The danger of the annual matric celebration is not that it is wrong to be proud. It is that pride too easily becomes a substitute for fixing what is broken. When hardship becomes part of the narrative of achievement, systemic failure is quietly normalised.

The numbers behind the 2025 results tell a more sobering story. While the national pass rate has reached a record high, fewer learners, proportionally, are leaving school with results that open doors to university. Only a third of candidates wrote mathematics, and performance in key gateway subjects declined. These are not side issues. They shape who gets access to scarce skills, professional careers and economic mobility.

Even more concerning is what happens long before matric. Roughly half of the children who entered grade 1 in 2014 never reached the final examination room in 2025.

The system is more stable than it was a decade ago with more learners reaching matric as administration has improved. These gains matter.

They did not suddenly disappear. They were lost gradually, through repetition, subject changes, disengagement and dropping out. A system that celebrates the finish line while ignoring those who fell off along the way is avoiding its hardest responsibilities.

Much has been made of the fact that most Bachelor’s passes now come from no-fee-paying schools. This is often framed as proof that poverty is not destiny. That may be true, but it is also true that no learner should have to overcome poverty to receive a decent education. When studying by candlelight is praised instead of addressed, inequality is dressed up as inspiration.

Meanwhile, learners who rely on social grants perform worse when those grants are withdrawn at the age of 18, often in their matric year. This is not an accident but the result of policies that do not speak to one another. Education outcomes cannot improve sustainably while learners are pushed into financial instability at the very moment academic pressure peaks.

Though South African sign language is now part of the matric exams, it remains poorly resourced as a language of teaching and learning. Learners can sit the exam, but cannot access the full curriculum in key subjects. Inclusion that stops at assessment is symbolic, not substantive.

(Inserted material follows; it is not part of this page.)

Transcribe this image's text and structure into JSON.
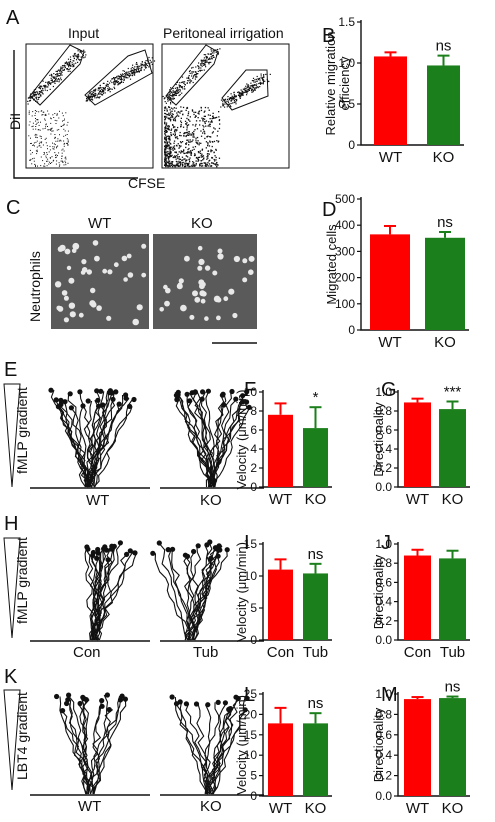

Even the apparent success of district-wide pass rates deserves scrutiny. When every district is above 80%, the question is no longer who is failing but what the pass rate still measures. A system can become very good at producing passes without producing deep learning.

None of this means there has been no progress. The system is more stable than it was a decade ago with more learners reaching matric as administration has improved. These gains matter.

But stability is not the same as justice, and resilience is not a policy — learners should not have to be heroic to succeed. Education should reduce struggle, not rely on it.

Until classrooms are properly resourced, early learning is prioritised, social support aligns with schooling realities and gateway subjects are treated with seriousness, praise will remain an easy distraction.

The real measure of success will be the day matric results are no longer stories of survival, but ordinary outcomes of a system that works.

Nonetheless, congratulations to the class of 2025.